I also bought some HRC yesterday. This is a spinoff from Hillenbrand (ha- my expensive addiction to spinoffs yet again). it looks washed out, earnings estimates for this year are way down to 0.8$-1.2$). HRC is in the medical sector and sells hospital beds and other stuff. Good business until the credit crunch hit hospitals. I am betting that they will come back and I also think that they are prime takeover fodder.

I am shooting for some USB tomorrow if the panic continues.



To: Paul Senior who wrote (33481)5/11/2010 10:11:23 PM
From: Paul Senior  Read Replies (1) | Respond to of 78670
 
Wallace Rivers. A Heinz sale now to free up cash appeals to me as well. I'll place an order to sell some from my ira and taxable accounts.

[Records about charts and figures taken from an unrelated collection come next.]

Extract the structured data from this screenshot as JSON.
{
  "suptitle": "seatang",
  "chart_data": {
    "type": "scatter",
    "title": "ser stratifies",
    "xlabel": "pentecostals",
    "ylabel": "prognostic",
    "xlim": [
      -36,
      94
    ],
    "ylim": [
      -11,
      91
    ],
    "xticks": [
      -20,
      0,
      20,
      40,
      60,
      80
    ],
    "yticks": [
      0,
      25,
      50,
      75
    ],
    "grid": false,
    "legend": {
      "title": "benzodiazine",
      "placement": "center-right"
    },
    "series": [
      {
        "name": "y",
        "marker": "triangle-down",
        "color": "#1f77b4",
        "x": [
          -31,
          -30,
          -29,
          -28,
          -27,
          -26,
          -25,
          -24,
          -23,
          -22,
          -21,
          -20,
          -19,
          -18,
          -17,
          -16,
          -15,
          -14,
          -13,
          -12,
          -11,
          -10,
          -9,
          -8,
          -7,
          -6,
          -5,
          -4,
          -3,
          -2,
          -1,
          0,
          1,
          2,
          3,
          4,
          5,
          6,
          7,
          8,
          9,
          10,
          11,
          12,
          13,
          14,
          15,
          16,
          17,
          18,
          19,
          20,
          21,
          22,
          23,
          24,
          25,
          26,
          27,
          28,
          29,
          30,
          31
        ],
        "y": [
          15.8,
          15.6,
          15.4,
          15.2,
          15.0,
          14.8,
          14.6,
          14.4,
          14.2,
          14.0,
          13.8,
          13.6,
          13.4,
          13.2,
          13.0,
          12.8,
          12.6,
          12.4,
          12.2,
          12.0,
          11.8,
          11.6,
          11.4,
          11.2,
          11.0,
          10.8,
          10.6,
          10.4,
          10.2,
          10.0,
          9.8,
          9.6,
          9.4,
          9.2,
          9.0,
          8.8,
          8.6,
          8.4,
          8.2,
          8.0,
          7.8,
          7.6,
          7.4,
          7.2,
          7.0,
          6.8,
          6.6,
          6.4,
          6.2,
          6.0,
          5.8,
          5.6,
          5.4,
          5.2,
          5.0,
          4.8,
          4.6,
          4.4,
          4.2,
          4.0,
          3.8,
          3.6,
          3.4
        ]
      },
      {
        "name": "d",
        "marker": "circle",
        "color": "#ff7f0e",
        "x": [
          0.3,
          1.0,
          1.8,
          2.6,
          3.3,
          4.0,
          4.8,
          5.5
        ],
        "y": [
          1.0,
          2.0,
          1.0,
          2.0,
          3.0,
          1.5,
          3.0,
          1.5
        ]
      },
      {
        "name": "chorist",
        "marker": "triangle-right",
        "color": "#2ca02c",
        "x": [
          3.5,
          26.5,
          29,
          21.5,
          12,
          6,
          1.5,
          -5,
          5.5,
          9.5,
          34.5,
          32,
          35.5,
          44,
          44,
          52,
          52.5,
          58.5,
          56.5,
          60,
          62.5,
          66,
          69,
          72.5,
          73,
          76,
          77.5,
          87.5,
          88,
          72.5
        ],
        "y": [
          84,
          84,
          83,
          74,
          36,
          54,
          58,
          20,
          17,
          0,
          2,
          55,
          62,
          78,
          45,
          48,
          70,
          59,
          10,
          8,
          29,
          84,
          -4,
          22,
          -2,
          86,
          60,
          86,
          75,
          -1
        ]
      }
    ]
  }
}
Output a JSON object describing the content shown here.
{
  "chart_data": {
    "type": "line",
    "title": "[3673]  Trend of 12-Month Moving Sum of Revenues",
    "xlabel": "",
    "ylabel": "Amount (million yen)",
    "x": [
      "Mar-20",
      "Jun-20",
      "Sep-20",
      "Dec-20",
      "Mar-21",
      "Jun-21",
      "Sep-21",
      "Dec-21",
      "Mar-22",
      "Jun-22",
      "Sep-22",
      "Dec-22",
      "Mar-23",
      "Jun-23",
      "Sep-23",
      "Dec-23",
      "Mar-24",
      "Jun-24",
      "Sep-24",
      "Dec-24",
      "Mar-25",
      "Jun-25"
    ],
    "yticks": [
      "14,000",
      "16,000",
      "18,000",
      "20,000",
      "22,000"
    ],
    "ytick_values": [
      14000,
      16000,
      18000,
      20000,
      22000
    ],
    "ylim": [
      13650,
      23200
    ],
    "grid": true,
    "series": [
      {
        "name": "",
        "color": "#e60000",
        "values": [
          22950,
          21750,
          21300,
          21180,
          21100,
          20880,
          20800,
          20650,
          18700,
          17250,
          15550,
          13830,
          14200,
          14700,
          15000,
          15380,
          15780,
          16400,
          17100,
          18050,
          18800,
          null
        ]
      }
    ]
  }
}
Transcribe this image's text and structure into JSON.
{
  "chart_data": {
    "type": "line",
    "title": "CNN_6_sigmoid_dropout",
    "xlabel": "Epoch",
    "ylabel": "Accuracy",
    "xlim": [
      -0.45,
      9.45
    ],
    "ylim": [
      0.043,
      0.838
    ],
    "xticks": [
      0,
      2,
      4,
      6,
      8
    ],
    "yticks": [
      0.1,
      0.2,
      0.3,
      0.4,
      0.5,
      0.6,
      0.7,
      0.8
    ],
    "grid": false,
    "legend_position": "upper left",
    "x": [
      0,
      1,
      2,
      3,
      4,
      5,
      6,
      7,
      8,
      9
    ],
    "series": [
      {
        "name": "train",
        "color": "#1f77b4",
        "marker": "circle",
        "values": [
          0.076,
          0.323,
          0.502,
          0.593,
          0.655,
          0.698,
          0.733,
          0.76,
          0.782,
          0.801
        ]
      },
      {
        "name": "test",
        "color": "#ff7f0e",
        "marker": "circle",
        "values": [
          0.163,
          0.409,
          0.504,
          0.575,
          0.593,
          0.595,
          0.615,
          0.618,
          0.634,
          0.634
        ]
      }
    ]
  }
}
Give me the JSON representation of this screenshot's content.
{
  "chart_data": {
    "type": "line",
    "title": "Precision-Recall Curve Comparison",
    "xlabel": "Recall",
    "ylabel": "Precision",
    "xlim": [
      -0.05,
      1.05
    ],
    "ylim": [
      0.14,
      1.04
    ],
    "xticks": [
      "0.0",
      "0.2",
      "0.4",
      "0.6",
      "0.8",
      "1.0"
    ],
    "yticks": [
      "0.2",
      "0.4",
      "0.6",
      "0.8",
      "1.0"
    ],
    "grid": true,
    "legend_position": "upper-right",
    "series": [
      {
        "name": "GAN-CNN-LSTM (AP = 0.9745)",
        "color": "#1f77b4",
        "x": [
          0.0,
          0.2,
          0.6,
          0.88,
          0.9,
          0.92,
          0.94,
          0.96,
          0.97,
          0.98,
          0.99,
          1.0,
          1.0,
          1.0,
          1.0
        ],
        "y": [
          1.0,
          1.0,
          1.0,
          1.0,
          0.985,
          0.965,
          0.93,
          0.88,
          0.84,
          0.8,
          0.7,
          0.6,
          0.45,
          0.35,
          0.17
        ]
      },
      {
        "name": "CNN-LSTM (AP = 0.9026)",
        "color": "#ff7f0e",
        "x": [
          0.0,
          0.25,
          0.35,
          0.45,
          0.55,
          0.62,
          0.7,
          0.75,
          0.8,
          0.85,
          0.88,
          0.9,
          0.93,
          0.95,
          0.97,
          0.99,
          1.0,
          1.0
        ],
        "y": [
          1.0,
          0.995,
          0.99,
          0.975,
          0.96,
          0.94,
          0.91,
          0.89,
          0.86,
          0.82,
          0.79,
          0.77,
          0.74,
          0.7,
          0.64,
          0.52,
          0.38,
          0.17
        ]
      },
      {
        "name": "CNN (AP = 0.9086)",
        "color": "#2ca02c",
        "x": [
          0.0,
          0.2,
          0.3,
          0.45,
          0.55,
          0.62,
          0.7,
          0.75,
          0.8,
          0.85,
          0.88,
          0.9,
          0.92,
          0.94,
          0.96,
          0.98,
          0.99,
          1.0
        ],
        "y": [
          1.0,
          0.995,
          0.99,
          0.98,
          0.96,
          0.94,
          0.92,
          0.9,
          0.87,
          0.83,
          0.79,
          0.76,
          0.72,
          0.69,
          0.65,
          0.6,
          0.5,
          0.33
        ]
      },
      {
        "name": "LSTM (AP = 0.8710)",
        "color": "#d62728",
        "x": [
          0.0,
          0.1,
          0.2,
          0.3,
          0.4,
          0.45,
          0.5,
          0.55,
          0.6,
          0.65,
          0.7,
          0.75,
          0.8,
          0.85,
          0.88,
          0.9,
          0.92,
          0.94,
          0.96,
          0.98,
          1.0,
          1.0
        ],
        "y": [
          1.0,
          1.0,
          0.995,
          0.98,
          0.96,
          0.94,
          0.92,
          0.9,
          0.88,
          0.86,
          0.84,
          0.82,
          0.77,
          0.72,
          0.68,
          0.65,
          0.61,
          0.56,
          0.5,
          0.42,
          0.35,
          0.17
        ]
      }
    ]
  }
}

To: Paul Senior who wrote (33481)2/17/2012 4:45:01 PM
From: Paul Senior1 Recommendation  Respond to of 78670
 
OT? Heinz surprises with better-than-expected 3Q earnings. Emerging market results overcame lackluster USA results. Stock rises to near its 12-mo high.

"Heinz now sees full-year per-share earnings of $3.27 to $3.29".
online.wsj.com

I'll just arbitrarily tack on a 10% earnings improvement for HNZ for the following year. P/e would be $54.47/$3.62 or 15. At a p/e of 15 I'm indifferent to the stock. I decided I'll just close my stub position today and average up on my few Emerson (EMR) shares. I like EMR for a reversion-to-mean play (forward p/e now is relatively low (i.e. relatively to EMR previous years) at about 13, per Yahoo).

I'm guessing that if stocks in general are going to move up, it'll be because of multiple expansion and not so much due to great increases in revenues and/or earnings. That is, in a continuing low interest rate environment, I am hoping for a general market p/e expansion.